We can at least buy you some time here if we tip the conversation in a different direction. And that's all you can really hope to get in the end: a little more time.
Because the thing is, Dan — can I call you Dan? — sooner or later, no matter how long you hold it off, you're likely going to have to change the name of this team, or maybe sell it to someone who will. That's not just because we've grown into a country that no longer considers it useful or polite to make emblems of people based on the pigment of their skin. It's also because your football franchise — unlike the Braves or the Blackhawks — just feels like one big nostalgia trip. You've so mismanaged it at this point that when people think of the Redskins, they think back to the glory days of the 1970s; the logo itself takes us back to the time of Archie Bunker and Phyllis Schlafly.
And no one wants to go back to those days of bigotry and bullying.

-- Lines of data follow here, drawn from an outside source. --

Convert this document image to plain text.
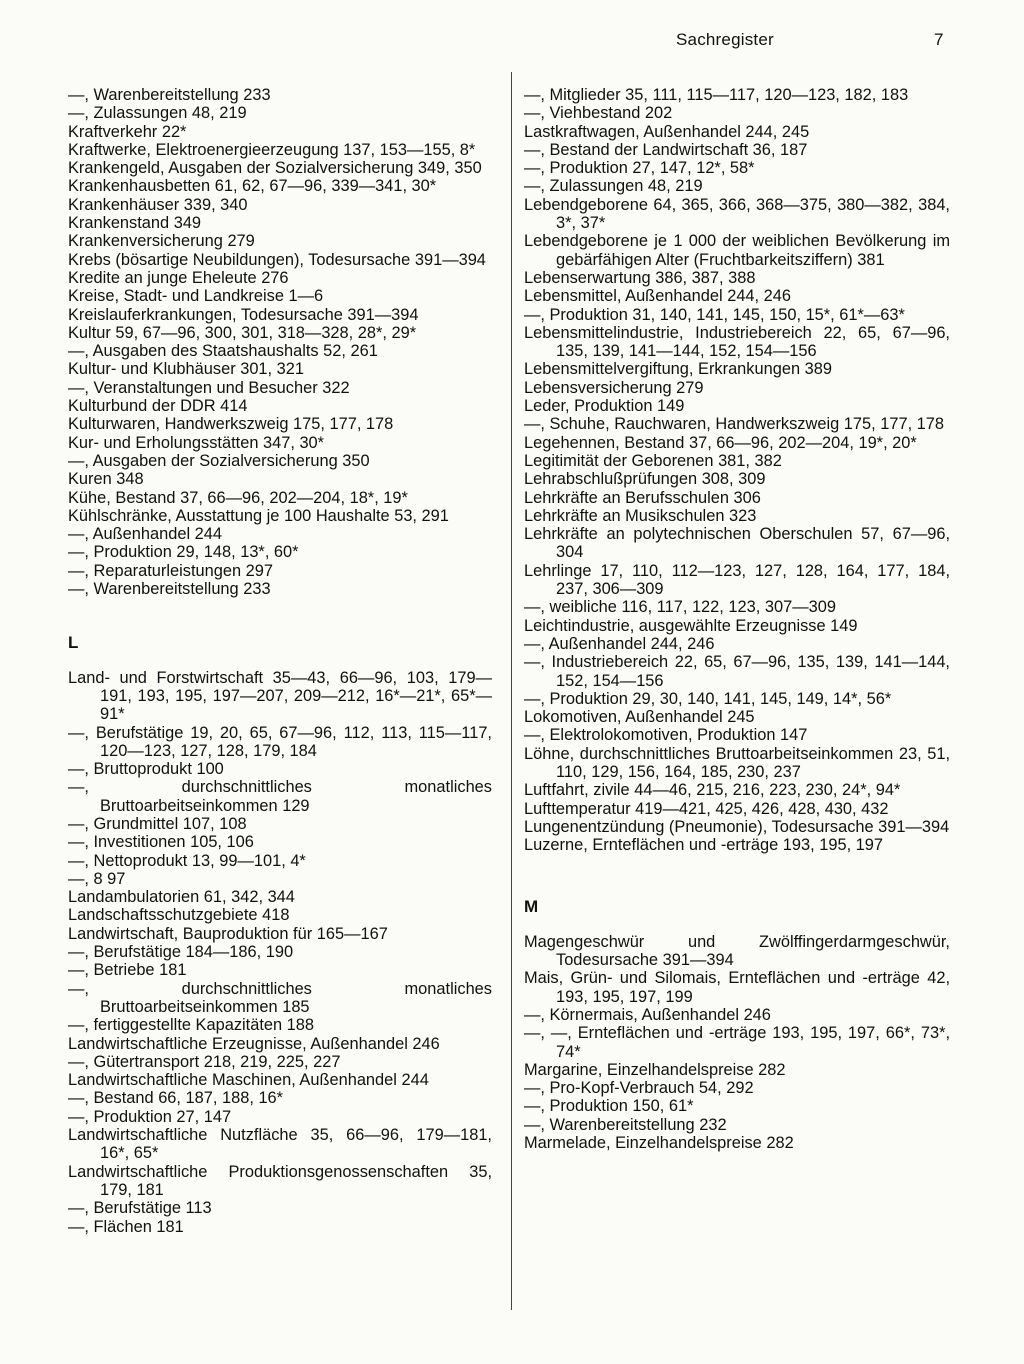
Sachregister	7
—, Warenbereitstellung 233
—, Zulassungen 48, 219
Kraftverkehr 22*
Kraftwerke, Elektroenergieerzeugung 137, 153—155, 8*
Krankengeld, Ausgaben der Sozialversicherung 349, 350
Krankenhausbetten 61, 62, 67—96, 339—341, 30*
Krankenhäuser 339, 340
Krankenstand 349
Krankenversicherung 279
Krebs (bösartige Neubildungen), Todesursache 391—394
Kredite an junge Eheleute 276
Kreise, Stadt- und Landkreise 1—6
Kreislauferkrankungen, Todesursache 391—394
Kultur 59, 67—96, 300, 301, 318—328, 28*, 29*
—, Ausgaben des Staatshaushalts 52, 261
Kultur- und Klubhäuser 301, 321
—, Veranstaltungen und Besucher 322
Kulturbund der DDR 414
Kulturwaren, Handwerkszweig 175, 177, 178
Kur- und Erholungsstätten 347, 30*
—, Ausgaben der Sozialversicherung 350
Kuren 348
Kühe, Bestand 37, 66—96, 202—204, 18*, 19*
Kühlschränke, Ausstattung je 100 Haushalte 53, 291
—, Außenhandel 244
—, Produktion 29, 148, 13*, 60*
—, Reparaturleistungen 297
—, Warenbereitstellung 233
L
Land- und Forstwirtschaft 35—43, 66—96, 103, 179—191, 193, 195, 197—207, 209—212, 16*—21*, 65*—91*
—, Berufstätige 19, 20, 65, 67—96, 112, 113, 115—117, 120—123, 127, 128, 179, 184
—, Bruttoprodukt 100
—, durchschnittliches monatliches Bruttoarbeitseinkommen 129
—, Grundmittel 107, 108
—, Investitionen 105, 106
—, Nettoprodukt 13, 99—101, 4*
—, 8 97
Landambulatorien 61, 342, 344
Landschaftsschutzgebiete 418
Landwirtschaft, Bauproduktion für 165—167
—, Berufstätige 184—186, 190
—, Betriebe 181
—, durchschnittliches monatliches Bruttoarbeitseinkommen 185
—, fertiggestellte Kapazitäten 188
Landwirtschaftliche Erzeugnisse, Außenhandel 246
—, Gütertransport 218, 219, 225, 227
Landwirtschaftliche Maschinen, Außenhandel 244
—, Bestand 66, 187, 188, 16*
—, Produktion 27, 147
Landwirtschaftliche Nutzfläche 35, 66—96, 179—181, 16*, 65*
Landwirtschaftliche Produktionsgenossenschaften 35, 179, 181
—, Berufstätige 113
—, Flächen 181
—, Mitglieder 35, 111, 115—117, 120—123, 182, 183
—, Viehbestand 202
Lastkraftwagen, Außenhandel 244, 245
—, Bestand der Landwirtschaft 36, 187
—, Produktion 27, 147, 12*, 58*
—, Zulassungen 48, 219
Lebendgeborene 64, 365, 366, 368—375, 380—382, 384, 3*, 37*
Lebendgeborene je 1 000 der weiblichen Bevölkerung im gebärfähigen Alter (Fruchtbarkeitsziffern) 381
Lebenserwartung 386, 387, 388
Lebensmittel, Außenhandel 244, 246
—, Produktion 31, 140, 141, 145, 150, 15*, 61*—63*
Lebensmittelindustrie, Industriebereich 22, 65, 67—96, 135, 139, 141—144, 152, 154—156
Lebensmittelvergiftung, Erkrankungen 389
Lebensversicherung 279
Leder, Produktion 149
—, Schuhe, Rauchwaren, Handwerkszweig 175, 177, 178
Legehennen, Bestand 37, 66—96, 202—204, 19*, 20*
Legitimität der Geborenen 381, 382
Lehrabschlußprüfungen 308, 309
Lehrkräfte an Berufsschulen 306
Lehrkräfte an Musikschulen 323
Lehrkräfte an polytechnischen Oberschulen 57, 67—96, 304
Lehrlinge 17, 110, 112—123, 127, 128, 164, 177, 184, 237, 306—309
—, weibliche 116, 117, 122, 123, 307—309
Leichtindustrie, ausgewählte Erzeugnisse 149
—, Außenhandel 244, 246
—, Industriebereich 22, 65, 67—96, 135, 139, 141—144, 152, 154—156
—, Produktion 29, 30, 140, 141, 145, 149, 14*, 56*
Lokomotiven, Außenhandel 245
—, Elektrolokomotiven, Produktion 147
Löhne, durchschnittliches Bruttoarbeitseinkommen 23, 51, 110, 129, 156, 164, 185, 230, 237
Luftfahrt, zivile 44—46, 215, 216, 223, 230, 24*, 94*
Lufttemperatur 419—421, 425, 426, 428, 430, 432
Lungenentzündung (Pneumonie), Todesursache 391—394
Luzerne, Ernteflächen und -erträge 193, 195, 197
M
Magengeschwür und Zwölffingerdarmgeschwür, Todesursache 391—394
Mais, Grün- und Silomais, Ernteflächen und -erträge 42, 193, 195, 197, 199
—, Körnermais, Außenhandel 246
—, —, Ernteflächen und -erträge 193, 195, 197, 66*, 73*, 74*
Margarine, Einzelhandelspreise 282
—, Pro-Kopf-Verbrauch 54, 292
—, Produktion 150, 61*
—, Warenbereitstellung 232
Marmelade, Einzelhandelspreise 282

We're a country that moves forward, if not always in a straight line.
So you might as well start thinking about a new name, something historically resonant and close enough to the original so you won't have to change too much. How about the "Washington Red Scare?" You think the Nationals have something going with that adorable Teddy Roosevelt mascot. Imagine how wild people will go when Joe McCarthy chases a bunch of Russians all over the field, under the logo of a wiretapped phone.
What could be more Washington than that.